ビルの灯りがフロントガラスに流れ込み、車内は柔らかな光に包まれていた。

「着いたよ」

そう言って案内されたのは、街外れにひっそりと佇む高級レストランだった。

外観からして特別感が漂っている。
重厚な扉の前には小さなプレートに、控えめに“予約制・一日限定数組”の文字。

思わず息を呑む。

「……ここ、入っていいの?」
「もちろん。ちゃんと予約してある」
「……ありがとう」

案内されて席につくと、すぐにウェイターがやってきた。

「本日のおすすめは――」

丁寧な説明が続くが、頭にはほとんど入ってこない。

静かな空間。
柔らかな照明。
目の前で微笑む輝。

それなのに、俺はまだ実感が湧かなかった。

――本当に、会社を辞めていいのか。
――本当に、輝にすべてを委ねていいのか。

「圭、どうした?」
「……なんでもない」
「嘘。
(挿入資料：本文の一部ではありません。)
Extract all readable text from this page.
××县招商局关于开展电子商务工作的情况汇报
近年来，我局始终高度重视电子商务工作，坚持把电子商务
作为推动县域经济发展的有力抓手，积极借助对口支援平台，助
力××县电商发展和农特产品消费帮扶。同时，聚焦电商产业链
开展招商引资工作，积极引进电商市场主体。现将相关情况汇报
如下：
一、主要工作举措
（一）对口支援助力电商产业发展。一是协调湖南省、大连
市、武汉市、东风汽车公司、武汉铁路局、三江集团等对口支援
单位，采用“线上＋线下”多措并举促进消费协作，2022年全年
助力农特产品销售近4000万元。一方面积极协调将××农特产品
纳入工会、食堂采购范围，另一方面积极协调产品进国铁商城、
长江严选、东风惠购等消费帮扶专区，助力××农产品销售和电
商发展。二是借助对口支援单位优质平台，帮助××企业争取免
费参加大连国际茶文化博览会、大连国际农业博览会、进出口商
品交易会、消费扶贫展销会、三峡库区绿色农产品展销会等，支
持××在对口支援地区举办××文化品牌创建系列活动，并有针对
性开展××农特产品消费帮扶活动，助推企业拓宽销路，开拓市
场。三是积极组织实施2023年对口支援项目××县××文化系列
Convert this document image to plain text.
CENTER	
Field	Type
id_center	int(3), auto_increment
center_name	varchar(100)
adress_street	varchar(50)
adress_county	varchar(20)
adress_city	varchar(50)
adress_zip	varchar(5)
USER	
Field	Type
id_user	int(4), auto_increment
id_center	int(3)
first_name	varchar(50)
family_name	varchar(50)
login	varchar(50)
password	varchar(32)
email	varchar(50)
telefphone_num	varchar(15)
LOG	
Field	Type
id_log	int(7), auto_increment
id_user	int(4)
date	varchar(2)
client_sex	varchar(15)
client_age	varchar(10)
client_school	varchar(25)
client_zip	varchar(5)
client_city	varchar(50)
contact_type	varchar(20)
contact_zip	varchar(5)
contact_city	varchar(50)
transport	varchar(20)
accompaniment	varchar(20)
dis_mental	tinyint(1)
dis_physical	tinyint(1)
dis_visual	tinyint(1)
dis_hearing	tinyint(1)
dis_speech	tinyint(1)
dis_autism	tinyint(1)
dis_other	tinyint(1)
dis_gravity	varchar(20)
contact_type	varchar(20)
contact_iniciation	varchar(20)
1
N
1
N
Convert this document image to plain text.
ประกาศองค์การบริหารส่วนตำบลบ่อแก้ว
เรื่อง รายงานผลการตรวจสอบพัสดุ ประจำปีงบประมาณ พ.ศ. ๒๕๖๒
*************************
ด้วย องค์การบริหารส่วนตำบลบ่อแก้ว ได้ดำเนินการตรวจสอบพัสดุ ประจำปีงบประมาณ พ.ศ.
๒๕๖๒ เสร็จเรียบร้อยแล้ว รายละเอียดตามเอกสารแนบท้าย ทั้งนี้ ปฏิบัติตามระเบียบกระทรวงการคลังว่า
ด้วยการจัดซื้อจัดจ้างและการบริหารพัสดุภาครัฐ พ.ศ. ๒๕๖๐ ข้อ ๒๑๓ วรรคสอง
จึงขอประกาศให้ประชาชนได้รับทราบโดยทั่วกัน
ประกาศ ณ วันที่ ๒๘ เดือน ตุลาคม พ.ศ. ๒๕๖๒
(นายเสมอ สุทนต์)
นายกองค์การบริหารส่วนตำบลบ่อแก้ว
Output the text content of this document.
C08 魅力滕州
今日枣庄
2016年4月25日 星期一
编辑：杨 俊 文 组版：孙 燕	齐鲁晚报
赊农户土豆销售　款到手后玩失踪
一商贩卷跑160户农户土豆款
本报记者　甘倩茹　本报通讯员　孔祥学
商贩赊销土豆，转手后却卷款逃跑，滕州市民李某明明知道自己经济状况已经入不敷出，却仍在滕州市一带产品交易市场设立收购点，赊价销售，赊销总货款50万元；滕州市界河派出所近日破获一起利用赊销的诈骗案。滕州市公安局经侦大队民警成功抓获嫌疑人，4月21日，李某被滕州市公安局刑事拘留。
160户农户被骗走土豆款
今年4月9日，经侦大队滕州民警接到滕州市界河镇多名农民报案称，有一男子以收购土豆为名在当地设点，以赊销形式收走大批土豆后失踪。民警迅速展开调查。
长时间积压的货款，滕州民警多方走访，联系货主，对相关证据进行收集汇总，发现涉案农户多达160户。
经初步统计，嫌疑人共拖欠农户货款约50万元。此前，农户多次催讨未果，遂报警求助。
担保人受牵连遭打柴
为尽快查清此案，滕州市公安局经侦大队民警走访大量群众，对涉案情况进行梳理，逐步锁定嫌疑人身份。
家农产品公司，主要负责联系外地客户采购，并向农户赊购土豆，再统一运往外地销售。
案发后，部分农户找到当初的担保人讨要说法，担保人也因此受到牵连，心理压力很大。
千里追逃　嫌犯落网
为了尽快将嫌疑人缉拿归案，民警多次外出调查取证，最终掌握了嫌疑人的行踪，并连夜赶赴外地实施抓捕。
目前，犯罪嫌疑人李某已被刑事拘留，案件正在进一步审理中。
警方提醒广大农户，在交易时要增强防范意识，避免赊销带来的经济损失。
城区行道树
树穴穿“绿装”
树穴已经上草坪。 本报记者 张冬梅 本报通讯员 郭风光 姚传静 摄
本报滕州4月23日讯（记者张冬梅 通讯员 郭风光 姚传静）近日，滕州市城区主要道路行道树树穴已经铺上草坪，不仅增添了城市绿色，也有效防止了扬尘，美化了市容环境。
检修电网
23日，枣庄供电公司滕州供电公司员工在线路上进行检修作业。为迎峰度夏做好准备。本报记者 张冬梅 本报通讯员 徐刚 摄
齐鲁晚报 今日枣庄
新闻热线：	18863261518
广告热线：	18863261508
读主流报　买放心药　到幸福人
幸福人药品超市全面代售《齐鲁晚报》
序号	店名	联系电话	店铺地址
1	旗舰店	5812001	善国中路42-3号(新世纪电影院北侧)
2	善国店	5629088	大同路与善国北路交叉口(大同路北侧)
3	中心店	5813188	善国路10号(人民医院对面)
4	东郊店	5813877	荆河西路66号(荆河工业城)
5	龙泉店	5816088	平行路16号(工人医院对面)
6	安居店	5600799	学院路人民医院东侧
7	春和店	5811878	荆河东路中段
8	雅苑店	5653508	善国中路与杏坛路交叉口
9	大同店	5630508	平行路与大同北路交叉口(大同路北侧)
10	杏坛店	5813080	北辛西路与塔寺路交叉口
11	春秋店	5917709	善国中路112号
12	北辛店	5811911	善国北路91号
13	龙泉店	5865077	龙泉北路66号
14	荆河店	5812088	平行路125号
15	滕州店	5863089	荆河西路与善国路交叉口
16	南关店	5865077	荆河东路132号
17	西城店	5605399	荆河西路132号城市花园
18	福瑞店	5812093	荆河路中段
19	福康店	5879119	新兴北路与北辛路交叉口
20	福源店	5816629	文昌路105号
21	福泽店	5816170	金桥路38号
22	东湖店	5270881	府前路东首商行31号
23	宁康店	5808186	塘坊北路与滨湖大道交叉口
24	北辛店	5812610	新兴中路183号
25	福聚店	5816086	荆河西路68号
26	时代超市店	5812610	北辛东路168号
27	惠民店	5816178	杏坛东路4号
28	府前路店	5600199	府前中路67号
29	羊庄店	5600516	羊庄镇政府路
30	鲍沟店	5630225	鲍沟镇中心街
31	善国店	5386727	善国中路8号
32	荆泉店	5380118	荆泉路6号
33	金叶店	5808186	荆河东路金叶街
顔に出てるよ」

輝が、そっと手を伸ばしてくる。
温かい掌が、迷いごと包み込むように重なった。

「不安なんだろ?」
「……うん」
「大丈夫。俺が、ちゃんと守るから」

その言葉に、胸の奥が少し緩んだ。

「……ありがとう」
「お礼なんていらない。当たり前のことだから」

輝が優しく笑う。その笑みが、どうしようもなくまぶしい。

「圭は、俺のものだから」

一瞬、呼吸が止まった。

「……所有物みたいな言い方」
「違う。愛してるんだよ」

輝の目は真っ直ぐだった。
まるで迷いのない光がそこにあるようで、視線を外せない。

「お前が幸せなら、俺も幸せ」
「……っ」

込み上げてくるものを必死に飲み込む。

「泣くなよ」
「泣いてない……」
「嘘つき」

輝が笑いながら、指先で頬をなぞった。

「可愛い」
「……やめろ」

照れくさくて顔を背けても、輝の手は離れなかった。

一ヶ月後。

俺は、正式に会社を辞めた。
最後の日、同僚たちが小さな送別会を開いてくれた。

「五十嵐、幸せになれよ」
「……ありがとう」

笑って答えたけれど、胸の奥が少しだけ締めつけられる。
もうこのオフィスに来ることはない。
それでも、どこかでホッとしている自分がいた。

ビルを出た瞬間、夜風が頬を撫でた。
空気が澄んでいて、まるで新しい世界に足を踏み入れるような気がした。

「お疲れ様」

迎えの車のドアが開き、輝の声が聞こえる。

「……ただいま」
「おかえり」

輝が、迷いなく俺を抱きしめた。

「これで、本当に自由だね」
「……うん」
「これから、どうしたい?」
「……わからない」

素直にそう答えると、輝は微笑んだ。

「じゃあ、ゆっくり考えよう。急がなくていいから」

優しく頭を撫でられ、胸の奥の不安が少しずつほどけていく。

「今は、休んで」
「……うん」

車が静かに走り出す。
窓の外の街灯が、流れるように過ぎていった。

「今日から、本当に二人の生活だね」
「……ああ」

その言葉が、少しだけ甘く響く。



――数週間後。

気づけば、俺は完全に輝の生活の中に溶け込んでいた。

朝は、輝の隣で目を覚まし、
昼は、ゆっくりと過ぎる時間を二人で共有する。
夜は、一緒に食事をして、風呂に入り、同じベッドで眠る。

まるで夢のような日々だった。
満たされている――そう感じる瞬間も、確かにあった。

けれど、ふとした時に思う。
この幸福のすべてが、輝に支えられていること。

――もし、それを失ったら、俺はどうなるんだろう。

そんな考えが、胸の奥で静かに、ゆっくりと芽を出していた。